Más recientemente, el 2 de julio del pasado año, el Gobierno del Principado de Asturias que preside el socialista Adrián Barbón y los sindicatos docentes firmaron el Pacto Asturias Educa, que recogió el preacuerdo alcanzado un mes antes, el 9 de junio, para poner fin a la huelga indefinida educativa a cambio de mejoras retributivas, de personal y reducción de burocracia, y que comprometió una inversión de 45 millones de euros anuales una vez que esté totalmente desplegado hasta 2028.

La situación de Catalunya es más compleja. Tras una huelga del profesorado, la Generalitat presidida por el también socialista Salvador Illa alcanzó el pasado mes de marzo un acuerdo con CCOO y UGT que ha calificó de “histórico”, aunque sin el aval de los otros tres sindicatos que se sienten a la mesa: Ustec, Professors de Secundària y CGT. Los dos primeros son, además, los que tienen mayor peso en la enseñanza pública. 

El pacto con CCOO y UGT incluyó un incremento del complemento salarial autonómico mayor del previsto hasta ahora, del 30%, además de 50 euros por noche para los que vayan de excursiones con pernoctación, una rebaja de ratios hasta los 20 alumnos por aula en Infantil y Primaria y 300 millones más para reforzar el modelo de escuela inclusiva.

Sin embargo, la ausencia de los sindicatos mayoritarios del pacto hizo que el conflicto se cerrara en falso y esta semana arrancó una tercera oleada de huelgas que ha sacado a la calle a miles de docentes y que ha puesto en aprietos al ejecutivo de Illa.

Las organizaciones sindicales reivindican mejoras adicionales a las obtenidas en el primer pacto con CCOO y UGT, principalmente aportar más financiación para sostener un modelo de escuela inclusiva que denuncian que desborda al profesorado. “La inclusión sin recursos es una ilusión, no se puede atender el nivel de diversidad que hay actualmente en las aulas, con todos los planes específicos e individuales, sin más ayuda que la que tenemos”, añadían Mireia y Gil, docentes de Badalona. 

En el caso de la Comunitat Valenciana, la falta de liquidez de las maltrechas arcas públicas parece el principal escollo para el Gobierno valenciano, un problema agravado por las continuas rebajas fiscales, en la mayoría de los casos a las rentas altas, aplicadas por el Consell del PP. A ello se suma el rechazo al nuevo modelo de financiación que aportaría 3.699 millones de euros adicionales a la Generalitat Valenciana.

En materia salarial, los sindicatos exigen “una recuperación progresiva del poder adquisitivo”, la revisión anual del IPC y la recuperación de la paga extra o el cobro del verano por parte de aquellos interinos que hayan trabajado un mínimo de 150 días durante el periodo lectivo. También plantean la reducción de la temporalidad, la remuneración de la participación en tribunales de oposiciones o la reducción de la carga lectiva en personas mayores de 55 años. 
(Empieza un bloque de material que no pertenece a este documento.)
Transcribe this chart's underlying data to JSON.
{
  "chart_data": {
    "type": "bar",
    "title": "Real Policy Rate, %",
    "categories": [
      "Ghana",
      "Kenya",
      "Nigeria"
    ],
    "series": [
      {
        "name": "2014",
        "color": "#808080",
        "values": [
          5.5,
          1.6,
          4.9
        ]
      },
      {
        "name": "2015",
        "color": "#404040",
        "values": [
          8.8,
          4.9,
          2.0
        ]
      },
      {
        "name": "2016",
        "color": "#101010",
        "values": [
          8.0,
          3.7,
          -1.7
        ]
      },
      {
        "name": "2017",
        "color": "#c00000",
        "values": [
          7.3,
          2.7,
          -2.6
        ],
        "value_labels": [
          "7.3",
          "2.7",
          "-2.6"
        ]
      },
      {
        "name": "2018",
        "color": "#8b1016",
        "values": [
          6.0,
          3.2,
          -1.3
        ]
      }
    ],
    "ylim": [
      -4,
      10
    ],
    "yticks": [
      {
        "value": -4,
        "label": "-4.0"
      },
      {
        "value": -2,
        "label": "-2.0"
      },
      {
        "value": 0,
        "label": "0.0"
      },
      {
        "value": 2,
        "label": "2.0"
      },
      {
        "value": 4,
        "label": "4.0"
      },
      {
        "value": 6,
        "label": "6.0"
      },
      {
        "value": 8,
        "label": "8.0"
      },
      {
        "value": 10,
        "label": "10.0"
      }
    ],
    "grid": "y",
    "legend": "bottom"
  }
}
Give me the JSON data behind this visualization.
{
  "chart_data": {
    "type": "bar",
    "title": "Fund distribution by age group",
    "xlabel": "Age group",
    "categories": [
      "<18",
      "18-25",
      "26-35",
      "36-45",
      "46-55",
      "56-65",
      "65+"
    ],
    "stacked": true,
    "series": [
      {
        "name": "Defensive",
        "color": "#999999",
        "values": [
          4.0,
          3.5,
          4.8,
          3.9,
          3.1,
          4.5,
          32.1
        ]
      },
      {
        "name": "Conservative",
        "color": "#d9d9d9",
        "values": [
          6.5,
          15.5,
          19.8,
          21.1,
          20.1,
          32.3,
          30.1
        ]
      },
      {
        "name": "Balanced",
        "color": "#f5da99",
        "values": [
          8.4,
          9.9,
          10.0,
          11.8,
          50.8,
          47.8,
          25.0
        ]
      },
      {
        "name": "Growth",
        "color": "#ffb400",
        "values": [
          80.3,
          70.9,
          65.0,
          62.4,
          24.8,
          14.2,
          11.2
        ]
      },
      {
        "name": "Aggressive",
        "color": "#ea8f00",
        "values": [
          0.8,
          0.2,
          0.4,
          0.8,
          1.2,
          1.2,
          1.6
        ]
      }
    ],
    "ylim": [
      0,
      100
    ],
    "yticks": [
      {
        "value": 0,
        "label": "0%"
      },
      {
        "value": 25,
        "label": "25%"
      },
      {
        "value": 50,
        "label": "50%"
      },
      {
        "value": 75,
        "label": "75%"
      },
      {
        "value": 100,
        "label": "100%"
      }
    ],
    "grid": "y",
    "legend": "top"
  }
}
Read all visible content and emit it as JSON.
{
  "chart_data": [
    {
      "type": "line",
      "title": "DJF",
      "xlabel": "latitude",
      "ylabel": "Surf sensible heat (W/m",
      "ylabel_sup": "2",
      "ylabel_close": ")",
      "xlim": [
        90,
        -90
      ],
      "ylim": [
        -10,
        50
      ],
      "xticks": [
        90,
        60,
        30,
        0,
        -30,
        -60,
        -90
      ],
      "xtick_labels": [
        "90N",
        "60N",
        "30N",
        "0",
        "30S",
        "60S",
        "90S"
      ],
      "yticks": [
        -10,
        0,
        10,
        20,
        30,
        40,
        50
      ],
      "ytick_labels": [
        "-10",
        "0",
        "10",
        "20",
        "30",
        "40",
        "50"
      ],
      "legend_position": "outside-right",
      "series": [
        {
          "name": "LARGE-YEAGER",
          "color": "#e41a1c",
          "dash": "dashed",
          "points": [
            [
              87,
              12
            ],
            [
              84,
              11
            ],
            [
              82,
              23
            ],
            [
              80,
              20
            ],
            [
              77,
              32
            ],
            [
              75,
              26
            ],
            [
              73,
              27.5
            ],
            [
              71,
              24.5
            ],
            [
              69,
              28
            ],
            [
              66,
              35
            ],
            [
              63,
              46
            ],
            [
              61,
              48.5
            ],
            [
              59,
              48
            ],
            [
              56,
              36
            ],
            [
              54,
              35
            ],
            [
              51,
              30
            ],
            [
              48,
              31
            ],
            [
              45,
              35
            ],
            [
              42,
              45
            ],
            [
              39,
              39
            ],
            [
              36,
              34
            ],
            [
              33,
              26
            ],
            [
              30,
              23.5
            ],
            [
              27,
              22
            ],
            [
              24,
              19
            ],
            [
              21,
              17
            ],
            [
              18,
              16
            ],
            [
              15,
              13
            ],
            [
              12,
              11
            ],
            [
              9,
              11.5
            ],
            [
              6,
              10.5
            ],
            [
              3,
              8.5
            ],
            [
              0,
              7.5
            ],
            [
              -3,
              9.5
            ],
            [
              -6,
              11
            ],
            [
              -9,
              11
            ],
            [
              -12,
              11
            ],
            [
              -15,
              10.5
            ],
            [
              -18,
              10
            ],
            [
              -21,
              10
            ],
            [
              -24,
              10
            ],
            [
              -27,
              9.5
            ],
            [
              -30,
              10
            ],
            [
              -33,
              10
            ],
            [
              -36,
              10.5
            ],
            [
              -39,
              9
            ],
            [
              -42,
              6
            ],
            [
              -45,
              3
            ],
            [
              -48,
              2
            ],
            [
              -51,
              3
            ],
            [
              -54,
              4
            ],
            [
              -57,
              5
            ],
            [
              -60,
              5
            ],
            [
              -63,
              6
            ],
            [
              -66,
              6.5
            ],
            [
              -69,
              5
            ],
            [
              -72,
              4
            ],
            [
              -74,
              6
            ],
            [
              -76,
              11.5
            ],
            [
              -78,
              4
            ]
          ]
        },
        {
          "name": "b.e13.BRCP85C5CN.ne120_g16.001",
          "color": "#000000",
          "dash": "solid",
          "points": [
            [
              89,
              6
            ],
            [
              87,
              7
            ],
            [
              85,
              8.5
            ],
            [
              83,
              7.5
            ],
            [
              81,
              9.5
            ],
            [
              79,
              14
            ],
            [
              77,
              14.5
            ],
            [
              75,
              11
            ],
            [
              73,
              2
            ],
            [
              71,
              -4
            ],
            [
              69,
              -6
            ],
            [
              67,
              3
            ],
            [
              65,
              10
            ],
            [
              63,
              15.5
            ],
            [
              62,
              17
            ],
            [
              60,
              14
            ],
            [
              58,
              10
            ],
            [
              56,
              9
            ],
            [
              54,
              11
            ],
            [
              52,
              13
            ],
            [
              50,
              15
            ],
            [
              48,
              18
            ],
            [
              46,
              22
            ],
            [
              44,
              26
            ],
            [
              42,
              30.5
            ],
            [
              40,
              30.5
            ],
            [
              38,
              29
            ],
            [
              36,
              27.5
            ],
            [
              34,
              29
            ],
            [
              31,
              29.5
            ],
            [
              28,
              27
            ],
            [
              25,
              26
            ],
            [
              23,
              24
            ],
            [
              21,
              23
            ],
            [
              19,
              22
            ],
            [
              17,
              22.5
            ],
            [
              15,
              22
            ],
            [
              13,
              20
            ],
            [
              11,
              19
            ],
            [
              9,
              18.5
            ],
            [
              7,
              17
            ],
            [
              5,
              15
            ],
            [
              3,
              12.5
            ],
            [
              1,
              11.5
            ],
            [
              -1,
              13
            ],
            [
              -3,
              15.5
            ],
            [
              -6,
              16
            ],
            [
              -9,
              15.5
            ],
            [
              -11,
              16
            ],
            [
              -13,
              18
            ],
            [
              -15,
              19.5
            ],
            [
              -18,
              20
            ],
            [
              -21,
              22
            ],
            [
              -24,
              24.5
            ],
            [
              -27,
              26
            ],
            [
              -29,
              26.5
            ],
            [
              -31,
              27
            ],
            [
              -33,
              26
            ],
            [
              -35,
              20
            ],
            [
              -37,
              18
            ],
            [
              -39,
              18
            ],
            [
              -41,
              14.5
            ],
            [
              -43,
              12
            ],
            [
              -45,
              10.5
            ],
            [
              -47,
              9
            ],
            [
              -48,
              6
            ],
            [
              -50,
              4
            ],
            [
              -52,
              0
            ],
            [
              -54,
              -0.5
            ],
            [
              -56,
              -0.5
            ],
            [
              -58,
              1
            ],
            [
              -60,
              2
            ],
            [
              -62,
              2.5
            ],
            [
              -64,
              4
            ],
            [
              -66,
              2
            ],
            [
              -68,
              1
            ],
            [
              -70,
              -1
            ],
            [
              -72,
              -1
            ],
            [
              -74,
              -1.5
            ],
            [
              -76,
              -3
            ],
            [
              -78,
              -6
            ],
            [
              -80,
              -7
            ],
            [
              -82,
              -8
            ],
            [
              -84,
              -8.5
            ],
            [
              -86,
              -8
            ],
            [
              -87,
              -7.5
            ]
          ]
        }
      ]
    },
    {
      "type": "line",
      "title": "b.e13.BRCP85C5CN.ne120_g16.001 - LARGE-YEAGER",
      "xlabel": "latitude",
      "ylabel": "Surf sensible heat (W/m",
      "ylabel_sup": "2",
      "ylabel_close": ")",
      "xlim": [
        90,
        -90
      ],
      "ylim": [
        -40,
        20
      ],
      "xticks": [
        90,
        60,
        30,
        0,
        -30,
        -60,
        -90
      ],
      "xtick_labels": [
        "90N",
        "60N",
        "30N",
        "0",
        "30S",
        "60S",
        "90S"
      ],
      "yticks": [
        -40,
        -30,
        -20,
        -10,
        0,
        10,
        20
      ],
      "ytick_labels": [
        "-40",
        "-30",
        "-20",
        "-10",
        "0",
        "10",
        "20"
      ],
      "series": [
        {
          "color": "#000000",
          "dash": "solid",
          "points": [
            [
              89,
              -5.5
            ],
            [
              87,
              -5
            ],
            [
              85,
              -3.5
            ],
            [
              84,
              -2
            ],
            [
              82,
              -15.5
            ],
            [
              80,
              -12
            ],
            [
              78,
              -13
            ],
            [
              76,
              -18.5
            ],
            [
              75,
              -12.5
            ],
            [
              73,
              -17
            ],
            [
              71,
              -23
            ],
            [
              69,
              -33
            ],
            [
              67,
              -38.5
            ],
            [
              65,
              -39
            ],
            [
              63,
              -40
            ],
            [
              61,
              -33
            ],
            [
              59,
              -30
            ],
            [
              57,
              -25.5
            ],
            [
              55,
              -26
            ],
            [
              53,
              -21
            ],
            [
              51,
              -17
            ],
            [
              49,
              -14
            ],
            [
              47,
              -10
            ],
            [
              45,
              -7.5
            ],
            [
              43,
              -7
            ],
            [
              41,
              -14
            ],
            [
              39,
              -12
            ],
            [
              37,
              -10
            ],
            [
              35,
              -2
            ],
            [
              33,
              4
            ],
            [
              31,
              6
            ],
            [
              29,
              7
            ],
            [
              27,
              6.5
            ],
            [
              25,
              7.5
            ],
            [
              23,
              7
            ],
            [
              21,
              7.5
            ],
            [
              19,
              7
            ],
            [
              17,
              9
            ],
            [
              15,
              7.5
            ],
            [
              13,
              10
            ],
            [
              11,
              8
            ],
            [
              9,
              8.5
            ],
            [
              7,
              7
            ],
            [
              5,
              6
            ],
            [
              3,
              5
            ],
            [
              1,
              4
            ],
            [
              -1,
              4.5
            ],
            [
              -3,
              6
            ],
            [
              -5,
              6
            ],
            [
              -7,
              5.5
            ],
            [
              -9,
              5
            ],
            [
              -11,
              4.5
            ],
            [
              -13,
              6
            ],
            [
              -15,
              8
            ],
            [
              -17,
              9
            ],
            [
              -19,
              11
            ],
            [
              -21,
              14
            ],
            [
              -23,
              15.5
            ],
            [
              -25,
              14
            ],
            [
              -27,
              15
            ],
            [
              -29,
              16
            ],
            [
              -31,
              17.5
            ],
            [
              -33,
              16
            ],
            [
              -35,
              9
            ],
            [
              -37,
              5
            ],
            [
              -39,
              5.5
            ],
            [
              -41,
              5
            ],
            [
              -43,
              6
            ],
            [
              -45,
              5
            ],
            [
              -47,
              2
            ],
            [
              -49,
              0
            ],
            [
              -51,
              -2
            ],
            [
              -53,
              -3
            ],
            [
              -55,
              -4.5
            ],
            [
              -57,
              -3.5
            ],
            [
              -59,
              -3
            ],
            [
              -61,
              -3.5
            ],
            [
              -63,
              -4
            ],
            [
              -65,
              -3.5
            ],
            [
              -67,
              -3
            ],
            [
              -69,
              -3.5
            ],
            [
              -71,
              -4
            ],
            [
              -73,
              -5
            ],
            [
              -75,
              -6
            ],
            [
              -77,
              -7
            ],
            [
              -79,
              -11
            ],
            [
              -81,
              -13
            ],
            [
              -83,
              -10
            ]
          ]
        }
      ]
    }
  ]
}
Otras medidas solicitadas que tendrían un impacto para las arcas públicas son la creación de 2.000 nuevos puestos de trabajo, el refuerzo de profesionales que trabajan con alumnado con necesidades específicas y una bajada de ratios. En concreto, estas entidades plantean que Infantil y Primaria tengan aulas de 15 alumnos (10 menos que ahora) y que ESO y Bachillerato cuenten con 20 estudiantes (10 y 5 menos que actualmente). Entre otras medidas, cabe destacar un plan de adecuación climática, la culminación del Pla Edificant o la agilización de la reconstrucción de los centros afectados por la Dana.